24 Jan 2020

🩺 How to do Code Review

These guidelines were provided by an anonymous benefactor. They are reposted here (with permission) in the hope that future code review discussions can start from this excellent basis. — André

As a reviewer you’re responsible for improving safety, enforcing broadly agreed upon standards and should use the opportunity to teach and learn from your colleagues.

🎯 The goal of code reviews

Code reviews have a few goals.

  1. ⛑ Safety

    The #1 priority in a code review is to provide a layer of safety to protect things from breaking for your users.

  2. 🚔 Enforcement of broadly agreed upon standards

    In the cases where there are broadly agreed upon standards that aren’t enforced by your test infrastructure we may need to enforce standards in reviews. Reviewers should never enforce standards that aren’t broadly agreed upon.

  3. 🧠 Education and context sharing

    Nobody comes to a company already knowing the stack. Code reviews provide a chance for us to learn from each other.

Authors are required to get an approval from any colleague in order to merge code, but that doesn’t give reviewers a license to block reviews for just any reason.

⛑ Safety

The most important goal of a code review is to provide a layer of safety. The top priority of a reviewer is to look for risks that may have been missed. There are many known types of risks that folks will be looking for and many unknown risks that you’ll need to use your discretion to navigate.

🔐 Security and privacy

Any PR that introduces (or appears to introduce) a security or privacy issue should be blocked until the issue is resolved.

🐛 Bugs

Reviewers should be on the lookout for bugs where the product might not behave as intended by the author or could otherwise cause issues for users, integrity of our data, etc..

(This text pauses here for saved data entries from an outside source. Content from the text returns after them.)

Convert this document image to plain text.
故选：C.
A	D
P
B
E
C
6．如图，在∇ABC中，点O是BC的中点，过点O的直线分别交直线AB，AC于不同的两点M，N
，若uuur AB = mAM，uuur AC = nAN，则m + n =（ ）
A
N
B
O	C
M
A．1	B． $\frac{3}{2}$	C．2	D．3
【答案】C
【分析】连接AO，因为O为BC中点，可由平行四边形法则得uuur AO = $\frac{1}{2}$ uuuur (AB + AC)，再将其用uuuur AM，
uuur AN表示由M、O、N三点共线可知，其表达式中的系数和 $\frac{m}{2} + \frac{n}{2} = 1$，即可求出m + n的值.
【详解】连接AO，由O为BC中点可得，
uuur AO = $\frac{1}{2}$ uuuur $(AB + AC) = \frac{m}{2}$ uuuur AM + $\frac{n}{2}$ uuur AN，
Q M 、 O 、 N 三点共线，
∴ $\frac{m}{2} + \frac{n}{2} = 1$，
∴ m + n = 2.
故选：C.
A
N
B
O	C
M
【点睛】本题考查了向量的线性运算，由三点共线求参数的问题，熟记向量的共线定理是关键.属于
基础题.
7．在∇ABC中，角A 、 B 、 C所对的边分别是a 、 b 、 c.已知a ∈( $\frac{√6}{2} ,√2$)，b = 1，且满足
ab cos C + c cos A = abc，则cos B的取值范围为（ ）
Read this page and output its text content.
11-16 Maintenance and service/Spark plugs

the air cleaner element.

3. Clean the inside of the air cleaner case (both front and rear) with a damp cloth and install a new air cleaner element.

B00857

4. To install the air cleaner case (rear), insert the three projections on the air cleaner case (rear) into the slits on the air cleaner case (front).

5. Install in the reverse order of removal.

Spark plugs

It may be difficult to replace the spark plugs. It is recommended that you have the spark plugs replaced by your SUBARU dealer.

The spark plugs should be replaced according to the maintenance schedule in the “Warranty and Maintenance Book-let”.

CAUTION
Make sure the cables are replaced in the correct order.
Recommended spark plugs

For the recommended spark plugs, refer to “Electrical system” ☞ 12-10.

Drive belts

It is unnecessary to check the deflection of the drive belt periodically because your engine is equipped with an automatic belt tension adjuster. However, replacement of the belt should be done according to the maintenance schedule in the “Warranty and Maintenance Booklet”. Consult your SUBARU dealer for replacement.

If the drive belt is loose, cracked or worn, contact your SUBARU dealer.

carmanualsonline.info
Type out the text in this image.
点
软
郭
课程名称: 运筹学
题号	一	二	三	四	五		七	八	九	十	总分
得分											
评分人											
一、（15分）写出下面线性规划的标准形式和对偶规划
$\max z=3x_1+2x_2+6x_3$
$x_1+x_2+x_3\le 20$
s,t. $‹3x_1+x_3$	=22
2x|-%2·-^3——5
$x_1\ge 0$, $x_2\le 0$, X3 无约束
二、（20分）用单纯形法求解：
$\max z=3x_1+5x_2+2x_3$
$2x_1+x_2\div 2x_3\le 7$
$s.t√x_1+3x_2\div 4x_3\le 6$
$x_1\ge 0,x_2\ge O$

🧨 Traps for other engineers

If a method is called renameUser but it actually deletes the user we could expect future engineers to get confused and will be at risk of introducing bugs.

🕸 System failures

It’s not always easy to spot changes that could trigger cascading failures or instability of our systems. Reviewers should be on the lookout for how unexpected circumstances might impact the broader network.

💸 Excessive costs

If a change might impact our costs in a material way needs to be prepared for. Reviewers should prevent changes that could unexpectedly increase costs.

🚔 Enforcement of broadly agreed upon standards

Ideally all of our code base policies should be encoded as linters and tests, but sometimes the infrastructure doesn’t exist and we rely on engineers to enforce policy for broadly agreed upon standards.

Reviewers shouldn’t enforce standards that aren’t broadly agreed upon. If something has been posted in a widely read channel or at an all-hands it probably should be enforced.

🧠 Education and shared context

Nobody went to school for hacking on your company’s stack. Outside of software fundamentals all of us had to learn how to make things work while on the job. Code reviews are one of the best ways for us to share knowledge and context about different ways things are done or tricks we’ve figured out to get things done in better ways.

Reviewers should freely share questions they have about why things are done the way they’re done in a review or offer insights into how things are done elsewhere.

That being said, education and context sharing isn’t blocking. If as a reviewer you see something that’s safe and aligns to broadly agreed standards but could be done in a different way you should let the author know but approve the pull request unless there are other issues.